Tren kepuasan publik terhadap Jokowi sendiri mengalami kenaikan dari November ke Desember 2022. Pada November trennya berada di angka 66,2 persen, lalu meningkat menjadi 71,3 persen pada Desember.
Berkaca dari pola tersebut, wajar jika Anies disebut sebagai antitesa dari Jokowi. Sebab saat kepuasan publik terhadap Jokowi mengalami penurunan pada November, elektabilitas Anies justru meningkat hingga 32,2 persen.
"Mereka yang tidak puas terhadap kinerja Pak Jokowi, itu polanya sama dengan tingkat elektabilitas Anies. Artinya, pendukung Pak Prabowo yang kritis itu sudah beralih ke Anies Baswedan," ujar Burhanuddin.
Sekretaris Jenderal Partai Demokrasi Indonesia Perjuangan (PDIP), Hasto Kristiyanto pun punya pandangan serupa. Ia menilai wajar jika suara Anies Baswedan mengalami penurunan. Karena selama ini, Anies dianggap sebagai antitesa Jokowi.
"Pak Anies Baswedan mengalami penurunan itu juga membuktikan bahwa masyarakat menilai bahwa Pak Anies Baswedan merupakan antitesis dari Presiden Jokowi. Sehingga ketika Pak Jokowi naik, kemudian Anies mengalami penurunan, itu merupakan kognisi masyarakat," ujar Hasto dalam diskusi yang digelar Indikator Politik Indonesia, Rabu (4/1).
Nasdem, sebagai partai yang mengusung bakal calon presiden Anies Baswedan tidak mau mendudukan kandidatnya itu sebagai vis a vis terhadap Joko Widodo. Karena sampai saat ini Nasdem tetap mendukung pemerintahan Jokowi sampai akhir. Meksi, PDIP yang menjadi partai tempat Jokowi berasil ingin agar dua menteri Nasdem 'ditendang' dari kabinet.
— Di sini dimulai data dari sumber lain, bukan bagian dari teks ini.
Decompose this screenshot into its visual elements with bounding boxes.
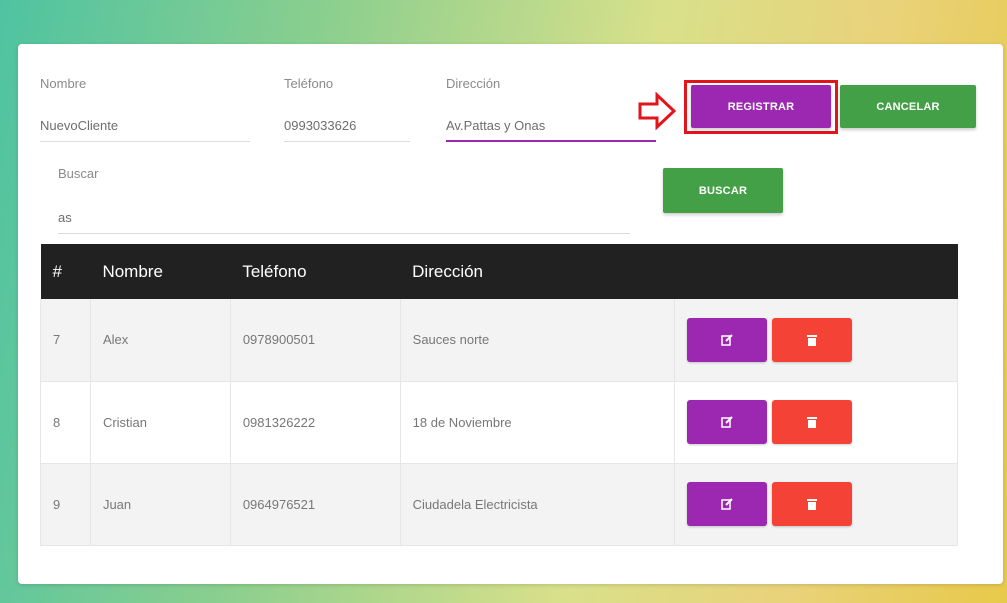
cell-actions: [674, 299, 958, 382]
search-underline: [58, 233, 630, 234]
direccion-underline: [446, 140, 656, 142]
cell-direccion: 18 de Noviembre: [400, 381, 676, 464]
cell-actions: [674, 463, 958, 546]
trash-icon: [807, 417, 818, 428]
edit-button[interactable]: [687, 317, 768, 362]
telefono-input[interactable]: 0993033626: [284, 118, 356, 133]
header-id: #: [52, 261, 62, 281]
header-direccion: Dirección: [412, 261, 484, 281]
trash-icon: [807, 499, 818, 510]
cell-actions: [674, 381, 958, 464]
search-input[interactable]: as: [58, 210, 72, 225]
edit-icon: [721, 416, 734, 428]
telefono-field[interactable]: Teléfono 0993033626: [284, 76, 410, 142]
delete-button[interactable]: [772, 400, 853, 444]
telefono-label: Teléfono: [284, 76, 334, 91]
cell-direccion: Ciudadela Electricista: [400, 463, 676, 546]
trash-icon: [807, 334, 818, 346]
header-actions: [675, 244, 958, 299]
clients-table: # Nombre Teléfono Dirección 7 Alex 09789…: [40, 244, 958, 546]
buscar-button[interactable]: BUSCAR: [663, 168, 783, 213]
cell-telefono: 0981326222: [230, 381, 401, 464]
nombre-input[interactable]: NuevoCliente: [40, 118, 118, 133]
table-row: 9 Juan 0964976521 Ciudadela Electricista: [40, 463, 958, 546]
client-form-card: Nombre NuevoCliente Teléfono 0993033626 …: [18, 44, 1003, 584]
table-row: 8 Cristian 0981326222 18 de Noviembre: [40, 381, 958, 464]
edit-button[interactable]: [687, 482, 768, 526]
nombre-field[interactable]: Nombre NuevoCliente: [40, 76, 250, 142]
cancelar-button[interactable]: CANCELAR: [840, 85, 976, 128]
header-telefono: Teléfono: [242, 261, 307, 281]
search-label: Buscar: [58, 166, 99, 181]
cell-direccion: Sauces norte: [400, 299, 676, 382]
telefono-underline: [284, 141, 410, 142]
delete-button[interactable]: [772, 482, 853, 526]
table-header-row: # Nombre Teléfono Dirección: [40, 244, 958, 299]
cell-id: 9: [40, 463, 91, 546]
edit-button[interactable]: [687, 400, 768, 444]
direccion-field[interactable]: Dirección Av.Pattas y Onas: [446, 76, 656, 142]
arrow-right-icon: [638, 92, 677, 130]
cell-nombre: Alex: [90, 299, 231, 382]
direccion-label: Dirección: [446, 76, 501, 91]
nombre-underline: [40, 141, 250, 142]
nombre-label: Nombre: [40, 76, 87, 91]
direccion-input[interactable]: Av.Pattas y Onas: [446, 118, 545, 133]
registrar-button[interactable]: REGISTRAR: [691, 85, 831, 128]
edit-icon: [721, 334, 734, 346]
delete-button[interactable]: [772, 317, 853, 362]
search-field[interactable]: Buscar as: [58, 166, 630, 234]
table-row: 7 Alex 0978900501 Sauces norte: [40, 299, 958, 382]
cell-telefono: 0964976521: [230, 463, 401, 546]
cell-telefono: 0978900501: [230, 299, 401, 382]
cell-nombre: Cristian: [90, 381, 231, 464]
cell-nombre: Juan: [90, 463, 231, 546]
cell-id: 7: [40, 299, 91, 382]
edit-icon: [721, 498, 734, 510]
cell-id: 8: [40, 381, 91, 464]
header-nombre: Nombre: [102, 261, 163, 281]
Sekretaris Jenderal Partai Nasdem, Johnny G Plate menilai penurunan lebih masalah internal. Ia beralasan Anies dan partainya memang tak melakukan sosialisasi ke masyarakat pada bulan tersebut.
"Di bulan Desember tidak melakukan apa-apa, karena kami melakukan review dan konsolidasi internal. Wajar dan sangat masuk akal kalau itu (elektabilitas Anies) turun," ujar Johnny dalam diskusi yang digelar Indikator Politik Indonesia, Rabu (4/1).
Pada Desember, Partai Nasdem dan Anies fokus dalam mengulas hasil konsolidasi nasional pada Oktober hingga November 2022. Ia menyebut, itu merupakan bagian dari strategi pihaknya.
"Di saat yang bersamaan aktivitas-aktivitas offensive politik dilakukan lebih luas oleh capres-capres lain, sehingga trennya naik. Sehingga sejalan dengan peningkatan kepuasan publik kepada kabinet, kepada Pak Joko Widodo," ujar Johnny.
Anies pada Oktober dan November lalu sempat bersafari ke sejumlah wilayah seperti Aceh, Sumatra Barat dan Papua. Kegiatan Anies sempat dilaporkan ke Bawaslu. Namun Bawaslu meyakinkan bahwa Anies tidak melanggar aturan karena hanya masalah etika.